Milland, who becomes lovestruck by the young Stella, is still nearly 20 years away from his chilling turn in The Man With The X-Ray Eyes (1963), and there seems to be a kind of James Stewart stand in – every line, even in the moments of high drama, delivered with a quirky half-smile. Even when he shows his resolve and mettle, it seems to be accompanied by a naivete that everything will be alright, even when tackling a threat from beyond the veil.

Ruth Hussey seems suitably nervous as soon as the haunting starts, and yet seems unphased whenever Milland states a trip to London is needed – potentially leaving her alone and at the mercy of whatever malignancy is at play. Up to a point, at least, as she unfeasibly finds comfort and romance remarkably quickly with the village doctor, played by Alan Napier (perhaps best known for his role as Alfred Pennyworth in the 1966 Batman TV series). Debutant Gail Russell manages to portray a conflicted, innocent victim convincingly, whilst at the same time exuding the starlet qualities that caused the studio to pluck her from obscurity for a seven-year film contract.

There is a twist, as the tragic history of the Meredith family unfolds, but it is telegraphed so obviously that you find yourself willing the cast to catch up with you quickly before someone gets hurt. It’s a shame the supernatural thriller element of this is so weakly plotted since the film itself has some excellent cinematography from Charles Lang, who uses the powerful, turbulent churning of the ocean to great effect on a number of atmospheric shots. The isolation of the afflicted house is well established too. The score, by Victor Young, is chilling in places, especially when underpinned by the song that Milland’s character writes for young Stella.

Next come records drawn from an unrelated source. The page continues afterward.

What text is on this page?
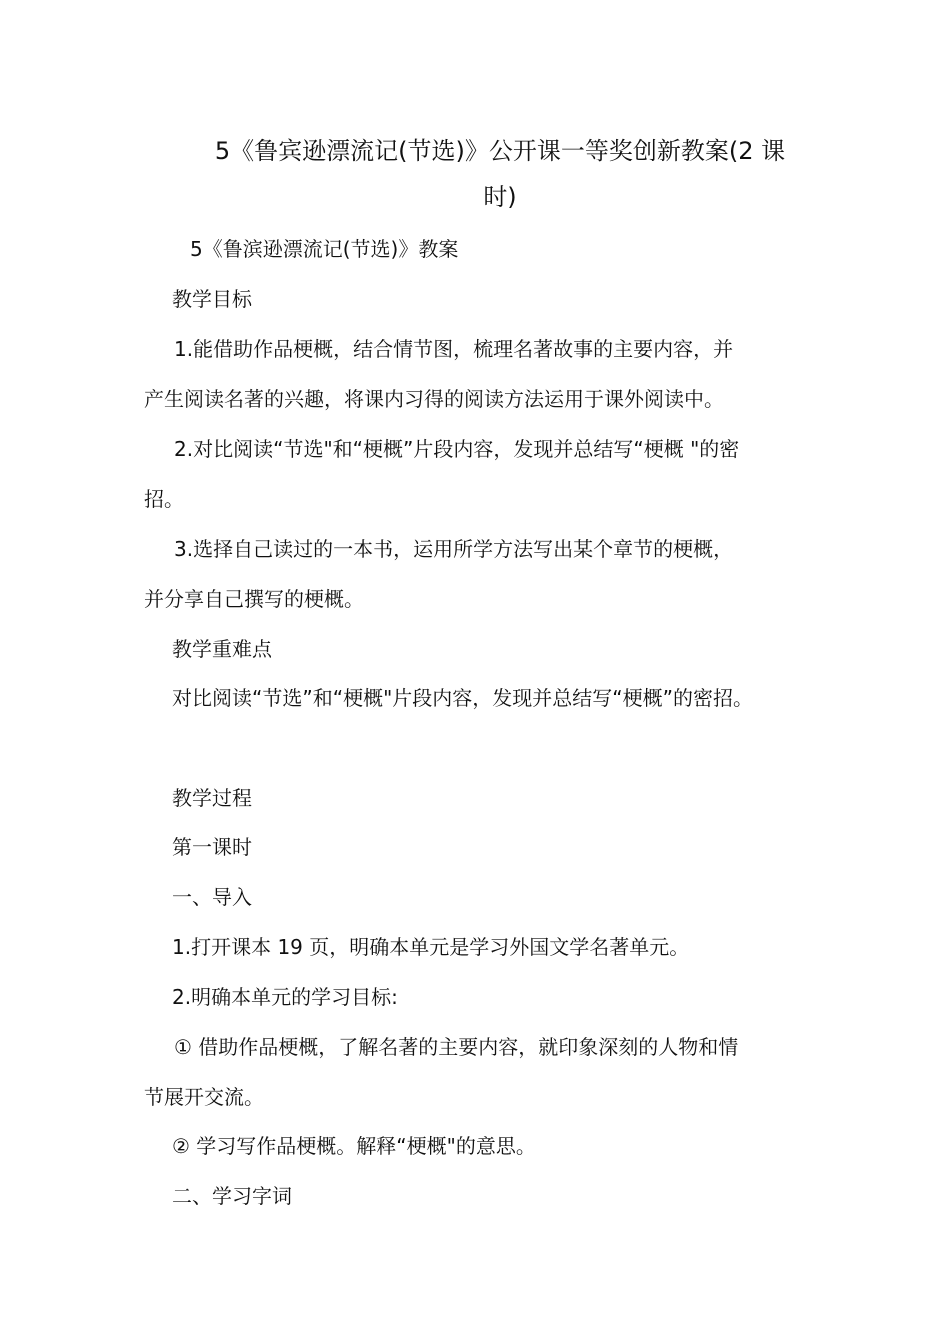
5《鲁宾逊漂流记(节选)》公开课一等奖创新教案(2 课
时)
5《鲁滨逊漂流记(节选)》教案
教学目标
1.能借助作品梗概，结合情节图，梳理名著故事的主要内容，并
产生阅读名著的兴趣，将课内习得的阅读方法运用于课外阅读中。
2.对比阅读“节选"和“梗概”片段内容，发现并总结写“梗概 "的密
招。
3.选择自己读过的一本书，运用所学方法写出某个章节的梗概，
并分享自己撰写的梗概。
教学重难点
对比阅读“节选”和“梗概"片段内容，发现并总结写“梗概”的密招。
教学过程
第一课时
一、导入
1.打开课本 19 页，明确本单元是学习外国文学名著单元。
2.明确本单元的学习目标:
① 借助作品梗概，了解名著的主要内容，就印象深刻的人物和情
节展开交流。
② 学习写作品梗概。解释“梗概"的意思。
二、学习字词
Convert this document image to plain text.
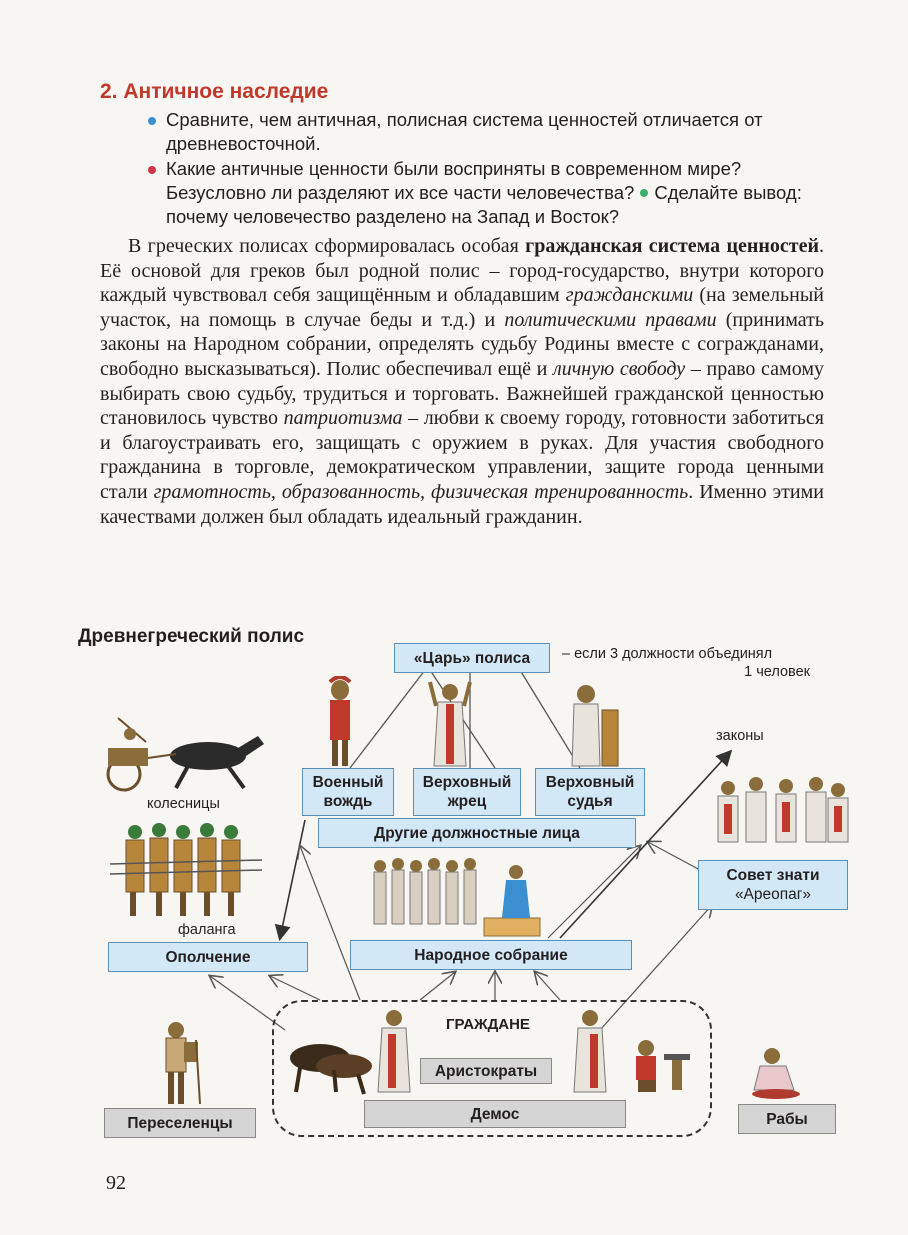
2. Античное наследие
Сравните, чем античная, полисная система ценностей отличается от древневосточной.
Какие античные ценности были восприняты в современном мире? Безусловно ли разделяют их все части человечества? Сделайте вывод: почему человечество разделено на Запад и Восток?

В греческих полисах сформировалась особая гражданская система ценностей. Её основой для греков был родной полис – город-государство, внутри которого каждый чувствовал себя защищённым и обладавшим гражданскими (на земельный участок, на помощь в случае беды и т.д.) и политическими правами (принимать законы на Народном собрании, определять судьбу Родины вместе с согражданами, свободно высказываться). Полис обеспечивал ещё и личную свободу – право самому выбирать свою судьбу, трудиться и торговать. Важнейшей гражданской ценностью становилось чувство патриотизма – любви к своему городу, готовности заботиться и благоустраивать его, защищать с оружием в руках. Для участия свободного гражданина в торговле, демократическом управлении, защите города ценными стали грамотность, образованность, физическая тренированность. Именно этими качествами должен был обладать идеальный гражданин.

Древнегреческий полис
«Царь» полиса – если 3 должности объединял
1 человек
Военный
вождь
Верховный
жрец
Верховный
судья
Другие должностные лица
Совет знати
«Ареопаг»
законы
колесницы
фаланга
Ополчение	Народное собрание
ГРАЖДАНЕ
Аристократы
Демос
Переселенцы	Рабы
92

The special effects, used sparingly throughout, are nonetheless quite effective, and remain ethereal enough to haunt the memory long after the credits roll. The identities of the ghostly apparitions are kept hidden until the last possible moment.

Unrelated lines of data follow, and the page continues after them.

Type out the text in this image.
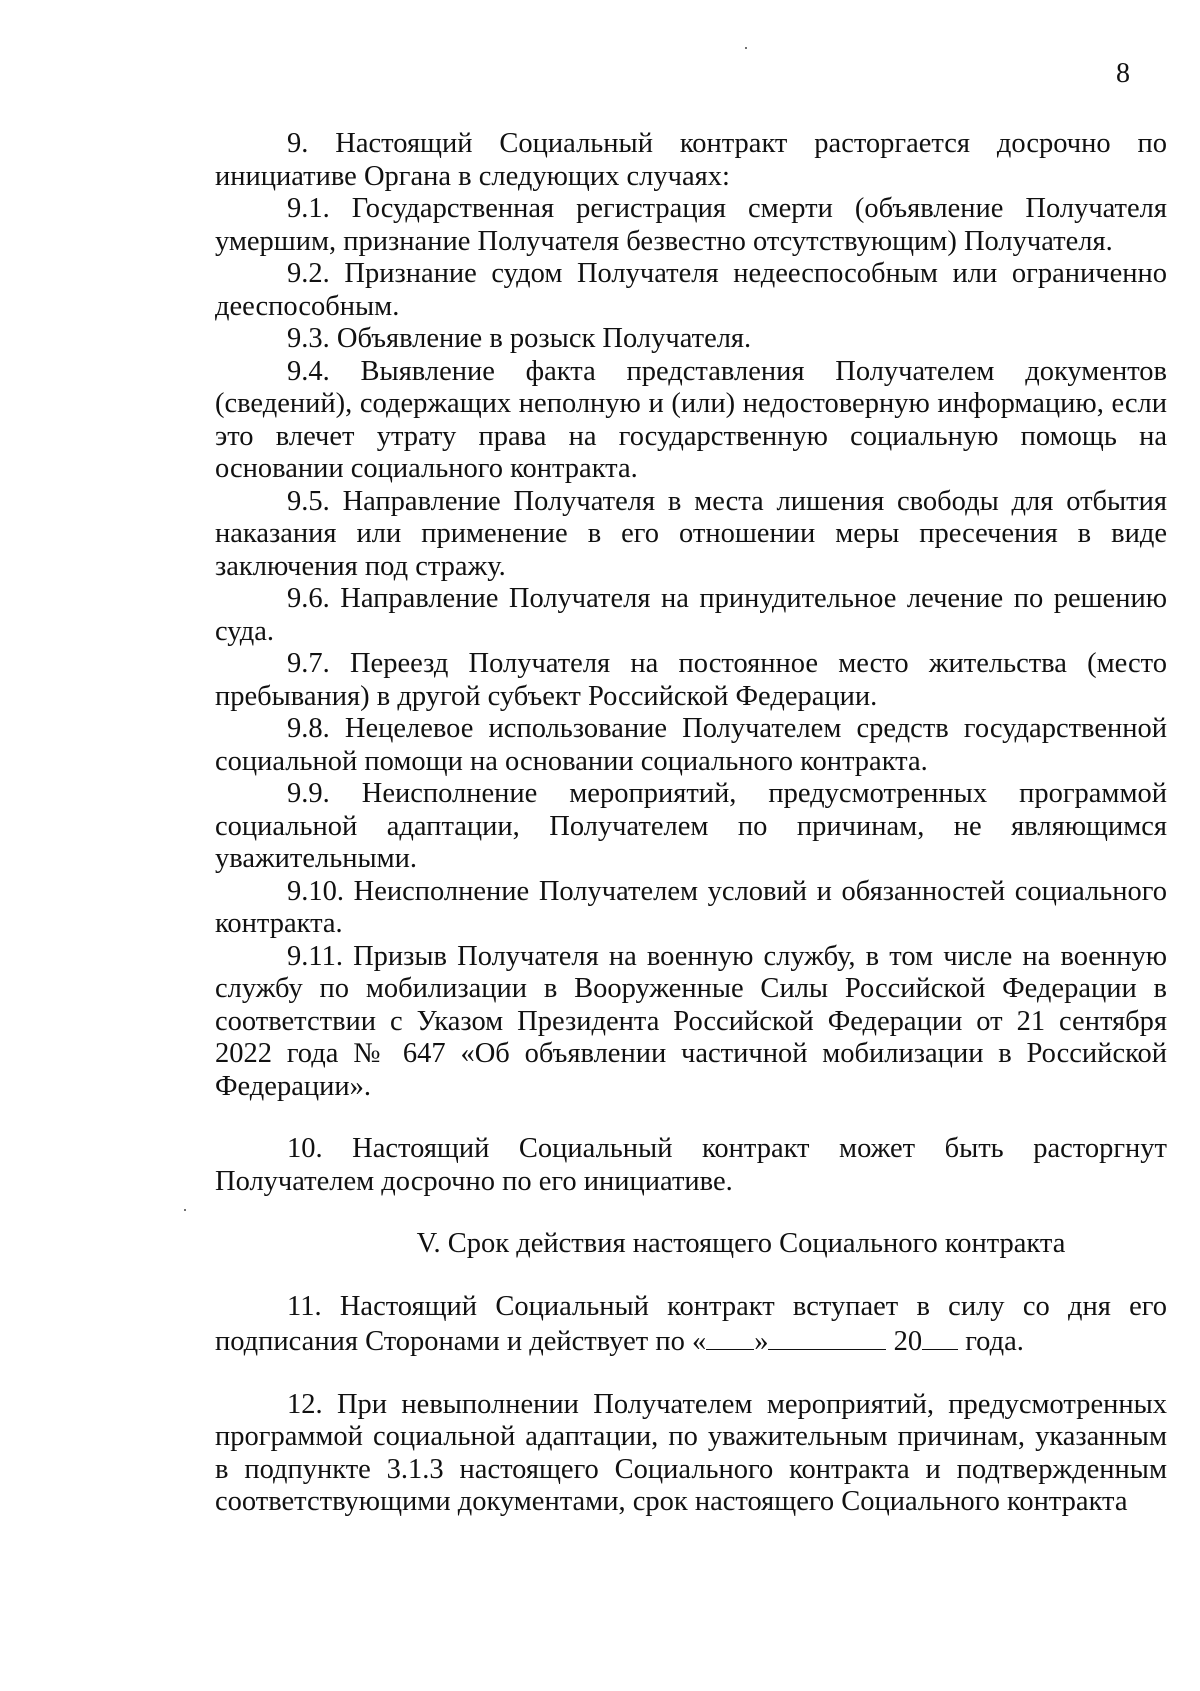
8

9. Настоящий Социальный контракт расторгается досрочно по инициативе Органа в следующих случаях:

9.1. Государственная регистрация смерти (объявление Получателя умершим, признание Получателя безвестно отсутствующим) Получателя.

9.2. Признание судом Получателя недееспособным или ограниченно дееспособным.

9.3. Объявление в розыск Получателя.

9.4. Выявление факта представления Получателем документов (сведений), содержащих неполную и (или) недостоверную информацию, если это влечет утрату права на государственную социальную помощь на основании социального контракта.

9.5. Направление Получателя в места лишения свободы для отбытия наказания или применение в его отношении меры пресечения в виде заключения под стражу.

9.6. Направление Получателя на принудительное лечение по решению суда.

9.7. Переезд Получателя на постоянное место жительства (место пребывания) в другой субъект Российской Федерации.

9.8. Нецелевое использование Получателем средств государственной социальной помощи на основании социального контракта.

9.9. Неисполнение мероприятий, предусмотренных программой социальной адаптации, Получателем по причинам, не являющимся уважительными.

9.10. Неисполнение Получателем условий и обязанностей социального контракта.

9.11. Призыв Получателя на военную службу, в том числе на военную службу по мобилизации в Вооруженные Силы Российской Федерации в соответствии с Указом Президента Российской Федерации от 21 сентября 2022 года № 647 «Об объявлении частичной мобилизации в Российской Федерации».

10. Настоящий Социальный контракт может быть расторгнут Получателем досрочно по его инициативе.

V. Срок действия настоящего Социального контракта

11. Настоящий Социальный контракт вступает в силу со дня его подписания Сторонами и действует по « »	20 года.

12. При невыполнении Получателем мероприятий, предусмотренных программой социальной адаптации, по уважительным причинам, указанным в подпункте 3.1.3 настоящего Социального контракта и подтвержденным соответствующими документами, срок настоящего Социального контракта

The real tragedy for this film is that it comes across as a light-hearted drama when it could have been a really affecting supernatural chiller. Perhaps, with the horrors being perpetrated on the fronts of WWII, and the undoubted losses still being keenly felt by the relatives of the fallen, it may be that the director felt it too macabre to do a true chiller.

The presentation of the film, too, is a little lacklustre. Despite an informative video essay, and a couple of radio adaptations of the same story, this release from Criterion on Blu-Ray does not take advantage of recent advances in upscaling technology, and so the feature is presented in a traditional, boxy 4:3 format. The trailer for the film is included and makes it seem a more chilling proposition than the final product delivers.

Ultimately, “The Uninvited” is a placeholder in cinema history – a curio that marks the end of the supernatural being held up as an object of mockery, but not quite crossing over into true thriller territory.

The Uninvited is available now as part of the Criterion collection.